THE WEIRDEST BOOK EVER PUBLISHED

by | Feb 3, 2022 | Lisa Black | 7 comments

By Lisa Black

Twenty-one years ago when I first picked up Mark Danielewski’s House of Leaves from the library on my way to work, I couldn’t resist taking a peek at it after the office had emptied. By the end of the introduction I found myself reading aloud, delighting in the mesmerizing, lyrical prose and the plot that is both impenetrable and yet as down-to-earth realistic as a documentary (which it purports to be).

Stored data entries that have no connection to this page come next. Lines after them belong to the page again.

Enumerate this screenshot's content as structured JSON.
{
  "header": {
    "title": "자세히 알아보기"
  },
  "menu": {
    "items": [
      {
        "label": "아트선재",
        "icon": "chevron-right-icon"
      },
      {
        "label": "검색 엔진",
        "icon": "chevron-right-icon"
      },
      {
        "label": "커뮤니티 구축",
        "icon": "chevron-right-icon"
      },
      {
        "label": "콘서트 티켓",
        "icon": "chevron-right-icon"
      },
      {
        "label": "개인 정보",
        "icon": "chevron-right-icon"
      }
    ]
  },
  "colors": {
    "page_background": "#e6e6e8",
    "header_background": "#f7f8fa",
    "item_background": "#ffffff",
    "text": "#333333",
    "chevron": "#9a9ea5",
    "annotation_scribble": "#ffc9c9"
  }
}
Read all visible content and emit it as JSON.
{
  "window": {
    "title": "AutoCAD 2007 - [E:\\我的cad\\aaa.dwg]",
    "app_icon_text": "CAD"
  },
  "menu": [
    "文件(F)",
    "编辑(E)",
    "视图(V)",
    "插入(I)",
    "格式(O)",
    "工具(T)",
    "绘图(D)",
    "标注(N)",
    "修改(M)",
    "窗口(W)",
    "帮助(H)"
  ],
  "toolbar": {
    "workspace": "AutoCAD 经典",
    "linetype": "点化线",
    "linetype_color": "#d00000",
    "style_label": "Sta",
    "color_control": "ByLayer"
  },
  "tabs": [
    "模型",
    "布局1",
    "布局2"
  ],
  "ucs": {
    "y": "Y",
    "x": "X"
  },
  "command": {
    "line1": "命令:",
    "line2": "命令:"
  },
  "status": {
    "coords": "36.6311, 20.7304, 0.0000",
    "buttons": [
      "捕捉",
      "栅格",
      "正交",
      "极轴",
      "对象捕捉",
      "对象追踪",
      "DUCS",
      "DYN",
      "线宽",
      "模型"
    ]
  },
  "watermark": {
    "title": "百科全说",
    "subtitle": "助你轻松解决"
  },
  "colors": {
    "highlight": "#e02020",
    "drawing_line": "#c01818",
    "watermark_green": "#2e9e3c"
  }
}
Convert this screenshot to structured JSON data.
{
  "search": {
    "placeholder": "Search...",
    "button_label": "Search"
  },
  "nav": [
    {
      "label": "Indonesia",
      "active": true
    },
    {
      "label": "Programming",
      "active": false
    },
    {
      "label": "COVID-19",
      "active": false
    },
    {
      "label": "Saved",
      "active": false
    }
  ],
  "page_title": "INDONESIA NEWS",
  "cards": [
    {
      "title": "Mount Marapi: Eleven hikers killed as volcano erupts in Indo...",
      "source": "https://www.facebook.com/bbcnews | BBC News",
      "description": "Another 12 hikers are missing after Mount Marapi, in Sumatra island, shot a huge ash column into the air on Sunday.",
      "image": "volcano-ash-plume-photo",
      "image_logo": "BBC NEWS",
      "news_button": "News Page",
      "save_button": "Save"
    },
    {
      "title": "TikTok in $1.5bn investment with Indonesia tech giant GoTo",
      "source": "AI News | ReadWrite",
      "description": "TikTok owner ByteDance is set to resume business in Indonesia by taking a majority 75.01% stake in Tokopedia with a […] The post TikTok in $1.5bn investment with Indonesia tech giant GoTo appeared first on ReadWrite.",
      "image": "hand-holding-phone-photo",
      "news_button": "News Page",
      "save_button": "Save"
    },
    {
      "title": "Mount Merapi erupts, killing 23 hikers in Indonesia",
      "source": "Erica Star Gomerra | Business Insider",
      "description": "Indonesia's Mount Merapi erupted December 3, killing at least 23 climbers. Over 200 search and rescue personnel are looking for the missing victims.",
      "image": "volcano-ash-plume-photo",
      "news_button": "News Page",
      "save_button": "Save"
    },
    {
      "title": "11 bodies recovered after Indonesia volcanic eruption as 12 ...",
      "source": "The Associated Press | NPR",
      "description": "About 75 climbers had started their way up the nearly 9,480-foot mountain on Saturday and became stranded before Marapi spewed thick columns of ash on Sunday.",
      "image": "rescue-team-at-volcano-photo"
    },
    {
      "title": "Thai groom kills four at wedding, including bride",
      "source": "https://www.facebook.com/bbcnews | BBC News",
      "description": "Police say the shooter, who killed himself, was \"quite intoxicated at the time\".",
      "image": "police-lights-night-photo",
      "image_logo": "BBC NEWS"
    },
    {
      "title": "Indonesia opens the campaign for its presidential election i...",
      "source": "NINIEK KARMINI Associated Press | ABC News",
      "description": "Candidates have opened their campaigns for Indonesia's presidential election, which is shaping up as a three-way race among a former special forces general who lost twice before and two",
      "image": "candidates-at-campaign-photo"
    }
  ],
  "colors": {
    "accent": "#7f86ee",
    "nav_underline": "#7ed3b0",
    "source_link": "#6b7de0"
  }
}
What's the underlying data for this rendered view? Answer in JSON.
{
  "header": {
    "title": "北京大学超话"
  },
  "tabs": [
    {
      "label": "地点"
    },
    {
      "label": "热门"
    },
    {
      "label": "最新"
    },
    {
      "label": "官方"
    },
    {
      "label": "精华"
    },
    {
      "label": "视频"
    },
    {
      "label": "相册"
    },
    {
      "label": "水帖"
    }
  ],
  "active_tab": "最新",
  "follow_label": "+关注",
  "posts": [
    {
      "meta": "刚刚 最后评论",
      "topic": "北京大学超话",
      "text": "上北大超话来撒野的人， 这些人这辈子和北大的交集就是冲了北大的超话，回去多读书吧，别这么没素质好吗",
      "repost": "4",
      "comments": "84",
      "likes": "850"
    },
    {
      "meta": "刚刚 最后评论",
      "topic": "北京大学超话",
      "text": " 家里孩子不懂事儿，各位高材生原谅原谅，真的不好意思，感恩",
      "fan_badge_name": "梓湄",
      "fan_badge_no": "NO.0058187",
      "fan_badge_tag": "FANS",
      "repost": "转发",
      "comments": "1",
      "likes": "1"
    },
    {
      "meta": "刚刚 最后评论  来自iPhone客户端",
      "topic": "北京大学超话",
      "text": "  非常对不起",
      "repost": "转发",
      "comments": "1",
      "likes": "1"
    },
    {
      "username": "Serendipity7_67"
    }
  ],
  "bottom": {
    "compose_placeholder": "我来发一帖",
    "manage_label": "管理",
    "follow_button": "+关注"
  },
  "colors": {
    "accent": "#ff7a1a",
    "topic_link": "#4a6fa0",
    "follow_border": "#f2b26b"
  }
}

The text is difficult to describe, a story within a story within a story, yet not as confusing as that sounds. Story #1: Intrepid photojournalist Will Navidson retires to a pretty house in a smaller town after his wife Karen gives him an ultimatum: stay home and be a husband and father to our two kids, or we’re gone. At first all is well, until a door appears in a wall that hadn’t been there before. It leads to a short hallway between two rooms, that’s all. Nothing threatening, only…impossible. They could almost live with that, except that other walls tend to move an inch or two when nobody’s looking and the hallway grows, turns, leads to other rooms, caverns, and an apparently bottomless spiral staircase. Will comes close to getting lost in his own house, prompting another ultimatum: Don’t go in there.   

Will calls in reinforcements—his brother, past colleagues, and experts in climbing and exploration. They try to logically and methodically discover and document what is happening.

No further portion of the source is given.